My predecessors always said that the quickest way to see if people are reading the journal is to get Mozart’s birthday wrong. My error did the trick just as well. Thank you to all who wrote in. A correction has been made.
The second pick up was about our article lauding Turkey’s healthcare reforms (doi:10.1136/bmj.c7456). Patients’ outcomes may have dramatically improved but, wrote one reader, our authors didn’t report that doctors and other health professionals are up in arms and soon to take to the streets. French doctors (and patients) are likely to follow suit as their government struggles to bring down the cost of what WHO has called the best health system in the world (doi:10.1136/bmj.d1524).
Perhaps doctors are always against reform. British doctors resisted the setting up of the NHS, and I am writing this from the BMA’s Special Representative Meeting, which has called for the government’s health bill to be withdrawn (doi:10.1136/bmj.d1701).
While recognising the need for change, and that the bill includes some good things, speakers have stressed that the NHS is, according to the Commonwealth Fund, the most cost efficient health service in the world and that things were heading in the right direction. There is much talk of unintended consequences, rushed implementation, and lack of piloting. We have come a long way since Nye Bevan had to stuff our mouths with gold, said one speaker. Let’s show our patients how far we have come. “Medicine is a public service, not a supermarket.”

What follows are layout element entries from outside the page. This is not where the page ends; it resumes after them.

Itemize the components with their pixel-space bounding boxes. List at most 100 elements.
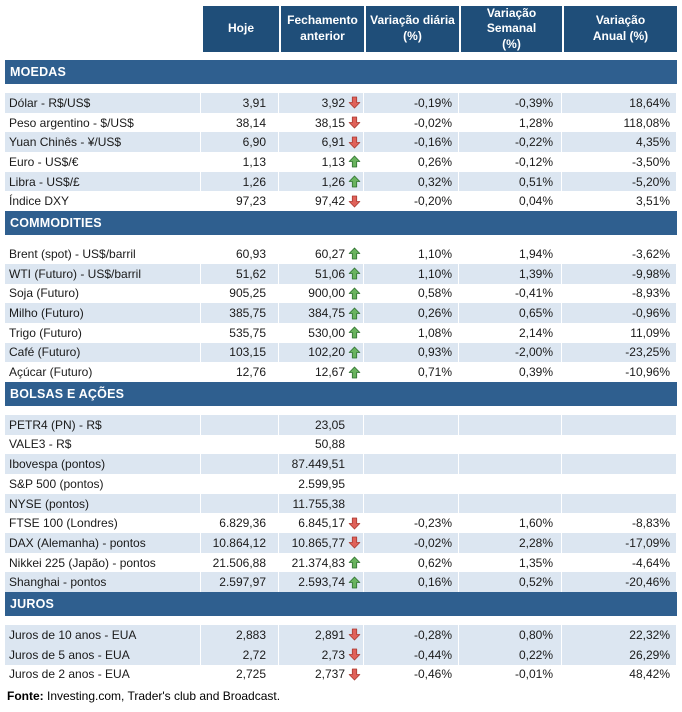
- fechamento-cell: 38,15: [279, 112, 364, 133]
- fechamento-value: 384,75: [308, 306, 345, 321]
- table-row: PETR4 (PN) - R$ 23,05: [5, 414, 677, 435]
- fechamento-cell: 1,26: [279, 171, 364, 192]
- fechamento-value: 11.755,38: [292, 496, 346, 511]
- down-arrow-icon: [345, 195, 363, 208]
- row-label: Ibovespa (pontos): [5, 454, 201, 474]
- fechamento-value: 97,42: [314, 194, 345, 209]
- row-label: PETR4 (PN) - R$: [5, 414, 201, 435]
- fechamento-value: 12,67: [314, 365, 345, 380]
- row-label: Libra - US$/£: [5, 171, 201, 192]
- fechamento-cell: 1,13: [279, 152, 364, 172]
- variacao-diaria-value: 0,26%: [364, 152, 459, 172]
- variacao-diaria-value: 0,26%: [364, 303, 459, 323]
- section-header: MOEDAS: [5, 60, 677, 84]
- up-arrow-icon: [345, 556, 363, 569]
- col-header-variacao-semanal: Variação Semanal (%): [459, 6, 562, 52]
- row-label: Yuan Chinês - ¥/US$: [5, 132, 201, 153]
- table-row: WTI (Futuro) - US$/barril 51,62 51,06 1,…: [5, 263, 677, 284]
- table-row: NYSE (pontos) 11.755,38: [5, 493, 677, 514]
- table-row: FTSE 100 (Londres) 6.829,36 6.845,17 -0,…: [5, 513, 677, 534]
- variacao-anual-value: 48,42%: [562, 664, 677, 685]
- variacao-diaria-value: 0,62%: [364, 552, 459, 573]
- table-header: Hoje Fechamento anterior Variação diária…: [5, 6, 677, 52]
- fechamento-value: 2,737: [314, 667, 345, 682]
- col-header-hoje: Hoje: [201, 6, 279, 52]
- hoje-value: 38,14: [201, 112, 279, 133]
- table-section: COMMODITIES Brent (spot) - US$/barril 60…: [5, 211, 677, 382]
- hoje-value: 3,91: [201, 93, 279, 113]
- fechamento-value: 2.593,74: [298, 575, 345, 590]
- hoje-value: [201, 474, 279, 494]
- table-row: Milho (Futuro) 385,75 384,75 0,26% 0,65%…: [5, 303, 677, 323]
- fechamento-value: 102,20: [308, 345, 345, 360]
- fechamento-value: 530,00: [308, 325, 345, 340]
- table-row: Açúcar (Futuro) 12,76 12,67 0,71% 0,39% …: [5, 362, 677, 382]
- variacao-anual-value: -23,25%: [562, 342, 677, 363]
- table-row: Índice DXY 97,23 97,42 -0,20% 0,04% 3,51…: [5, 191, 677, 212]
- variacao-anual-value: [562, 493, 677, 514]
- hoje-value: 6.829,36: [201, 513, 279, 534]
- down-arrow-icon: [345, 668, 363, 681]
- row-label: DAX (Alemanha) - pontos: [5, 533, 201, 553]
- variacao-diaria-value: 0,58%: [364, 283, 459, 304]
- variacao-semanal-value: 2,28%: [459, 533, 562, 553]
- fechamento-cell: 2.593,74: [279, 572, 364, 593]
- section-rows: Dólar - R$/US$ 3,91 3,92 -0,19% -0,39% 1…: [5, 93, 677, 212]
- fechamento-cell: 12,67: [279, 362, 364, 382]
- table-row: Ibovespa (pontos) 87.449,51: [5, 454, 677, 474]
- fechamento-cell: 60,27: [279, 244, 364, 264]
- variacao-diaria-value: 0,16%: [364, 572, 459, 593]
- table-row: Juros de 5 anos - EUA 2,72 2,73 -0,44% 0…: [5, 644, 677, 665]
- table-row: Shanghai - pontos 2.597,97 2.593,74 0,16…: [5, 572, 677, 593]
- variacao-diaria-value: -0,46%: [364, 664, 459, 685]
- variacao-semanal-value: [459, 414, 562, 435]
- variacao-semanal-value: 0,22%: [459, 644, 562, 665]
- hoje-value: 51,62: [201, 263, 279, 284]
- variacao-semanal-value: 0,51%: [459, 171, 562, 192]
- variacao-semanal-value: 2,14%: [459, 322, 562, 343]
- table-row: Libra - US$/£ 1,26 1,26 0,32% 0,51% -5,2…: [5, 171, 677, 192]
- row-label: Açúcar (Futuro): [5, 362, 201, 382]
- up-arrow-icon: [345, 326, 363, 339]
- variacao-semanal-value: 1,94%: [459, 244, 562, 264]
- variacao-semanal-value: [459, 454, 562, 474]
- table-row: Brent (spot) - US$/barril 60,93 60,27 1,…: [5, 244, 677, 264]
- row-label: NYSE (pontos): [5, 493, 201, 514]
- hoje-value: 2,725: [201, 664, 279, 685]
- variacao-diaria-value: 1,08%: [364, 322, 459, 343]
- col-header-variacao-diaria: Variação diária (%): [364, 6, 459, 52]
- section-header: COMMODITIES: [5, 211, 677, 236]
- fechamento-cell: 87.449,51: [279, 454, 364, 474]
- down-arrow-icon: [345, 628, 363, 641]
- row-label: Juros de 2 anos - EUA: [5, 664, 201, 685]
- hoje-value: 535,75: [201, 322, 279, 343]
- hoje-value: 1,26: [201, 171, 279, 192]
- fechamento-cell: 21.374,83: [279, 552, 364, 573]
- row-label: FTSE 100 (Londres): [5, 513, 201, 534]
- variacao-semanal-value: 0,52%: [459, 572, 562, 593]
- hoje-value: 97,23: [201, 191, 279, 212]
- variacao-diaria-value: [364, 493, 459, 514]
- fechamento-cell: 11.755,38: [279, 493, 364, 514]
- fechamento-value: 2,73: [321, 647, 345, 662]
- fechamento-value: 3,92: [321, 95, 345, 110]
- sections: MOEDAS Dólar - R$/US$ 3,91 3,92 -0,19% -…: [5, 60, 677, 685]
- source-note: Fonte: Investing.com, Trader's club and …: [5, 689, 677, 703]
- table-row: Café (Futuro) 103,15 102,20 0,93% -2,00%…: [5, 342, 677, 363]
- variacao-anual-value: 26,29%: [562, 644, 677, 665]
- variacao-anual-value: -20,46%: [562, 572, 677, 593]
- fechamento-value: 2.599,95: [298, 476, 345, 491]
- section-rows: Brent (spot) - US$/barril 60,93 60,27 1,…: [5, 244, 677, 382]
- table-row: Peso argentino - $/US$ 38,14 38,15 -0,02…: [5, 112, 677, 133]
- variacao-semanal-value: -0,39%: [459, 93, 562, 113]
- table-row: Euro - US$/€ 1,13 1,13 0,26% -0,12% -3,5…: [5, 152, 677, 172]
- fechamento-value: 2,891: [314, 627, 345, 642]
- variacao-semanal-value: 1,28%: [459, 112, 562, 133]
- row-label: Euro - US$/€: [5, 152, 201, 172]
- variacao-anual-value: [562, 454, 677, 474]
- hoje-value: [201, 434, 279, 455]
- variacao-semanal-value: 0,80%: [459, 625, 562, 645]
- variacao-diaria-value: -0,28%: [364, 625, 459, 645]
- variacao-diaria-value: [364, 414, 459, 435]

Is this special interest speaking or is this really in the interests of patients and the public? John Pickstone has no obvious vested interest. He is a professor of history. Yet in his self-styled polemic (doi:10.1136/bmj.d997) he too is excoriating in his criticism of successive healthcare reforms, this one as much as any. While dogmatism and quackery have largely been driven out of medicine, both flourish in health policy, he says. “Since the 1980s, reorganisation of the English NHS has become endemic, hectic, and essentially out of control.

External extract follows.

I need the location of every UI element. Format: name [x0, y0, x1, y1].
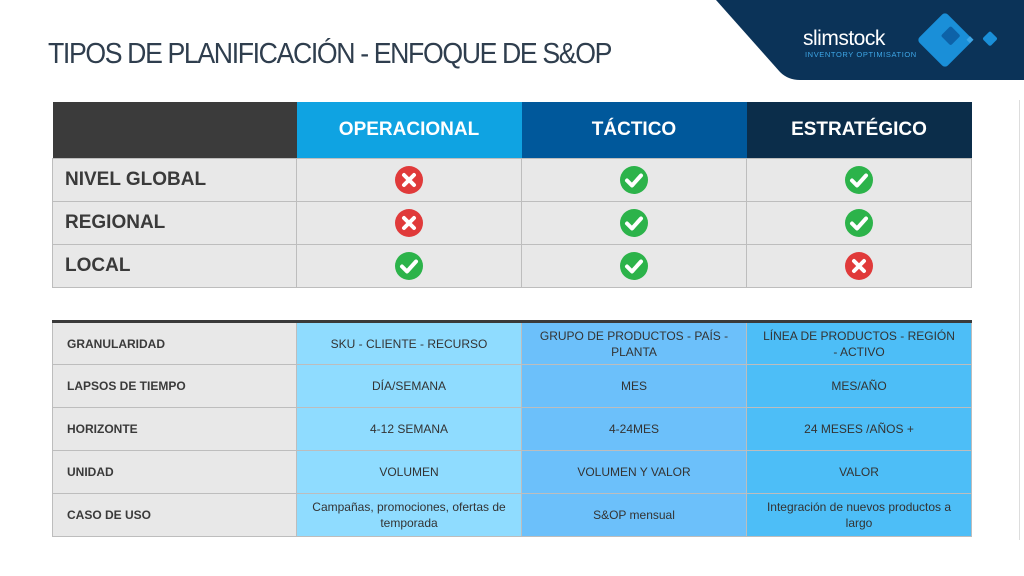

“Dogmatically inclined, unmindful of evidence, and casting about for mechanisms that might deliver quickly, recent governments have proved easy prey to personal enthusiasms, management consultants, sectional interests, and the agents of private companies looking for business. Such were and are the conditions for political quackery, and thus ‘heroic’ policy making is now ascendant.”
Vastly better methods of service development are now available, he says, and the future of a vital institution is at stake. I doubt the bill will be withdrawn—too much political capital is at stake. But as discussants at our roundtable agreed (doi:10.1136/bmj.d1637), it can and should be modified: to allow more gradual and voluntary change; to avoid cherry picking of low risk patients and easy-to-deliver services; and to ensure transparency and accountability for commissioning decisions.